NVIDIA / mellotron

Mellotron: a multispeaker voice synthesis model based on Tacotron 2 GST that can make a voice emote and sing without emotive or singing training data
BSD 3-Clause "New" or "Revised" License
854 stars 187 forks source link

Pitch contour not being applied #42

Closed tebin closed 4 years ago

tebin commented 4 years ago

I trained the model with my own dataset, and strangely mel_outputs_postnet is always the same regardless of the pitch contour value, given that all other inputs & seed are fixed (i.e. mellotron.inference_noattention((text_encoded, mel, speaker_id, pitch_contour_A, rhythm)) == mellotron.inference_noattention((text_encoded, mel, speaker_id, pitch_contour_B, rhythm)) where pitch_contour_A != pitch_contour_B ) Other than that everything works flawlessly so it makes me wonder what could have possibly gone wrong. I first thought the model wasn't able to extract pitch during training so I retrained it after tweaking harm_thresh but that doesn't seem to do anything.

UPDATE: So when prenet_f0_kernel_size=1, self.prenet_f0(f0s) outputs tensors with negative values which are then passed to relu resulting in all zero tensors. I'm currently experimenting with prenet_f0_kernel_size=3 and while it learns pitch the validation loss hovers around 0.5 and there is a significant degradation in the pronunciation quality.

UPDATE 2: Changing ConvNorm's weight initialization from xavier_uniform to xavier_normal also seems to solve the issue. Once I'm done with the experiment I'll report the results and close the issue.

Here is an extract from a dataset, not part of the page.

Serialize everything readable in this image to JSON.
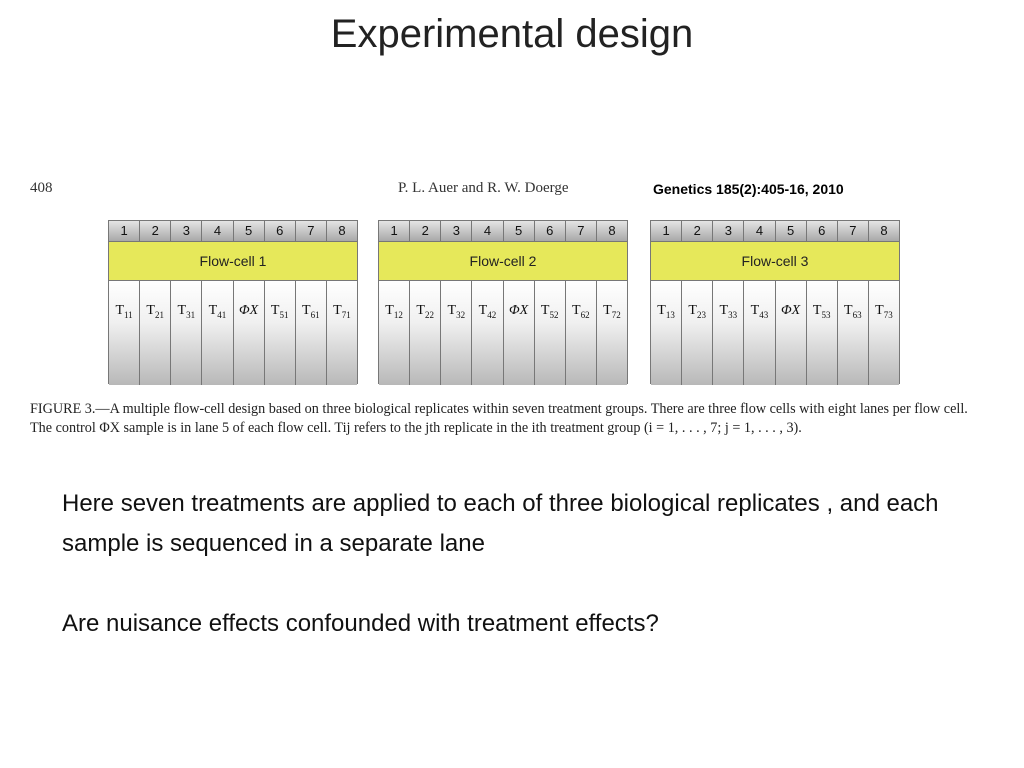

UPDATE 3: Changing the seed also works.

kannadaraj commented 4 years ago

@tebin did changing the the help?

tebin commented 4 years ago

@tebin did changing the the help?

The key here is that when the initial value for prenetf0/conv/weight is negative you're hosed - it's stuck at 0 and will not increase any further no matter how long you train the model. Empirically the weight tends to converge to 0.2-0.4 so you might want to just initialize it manually using `torch.nn.init.constant(tensor, val)`.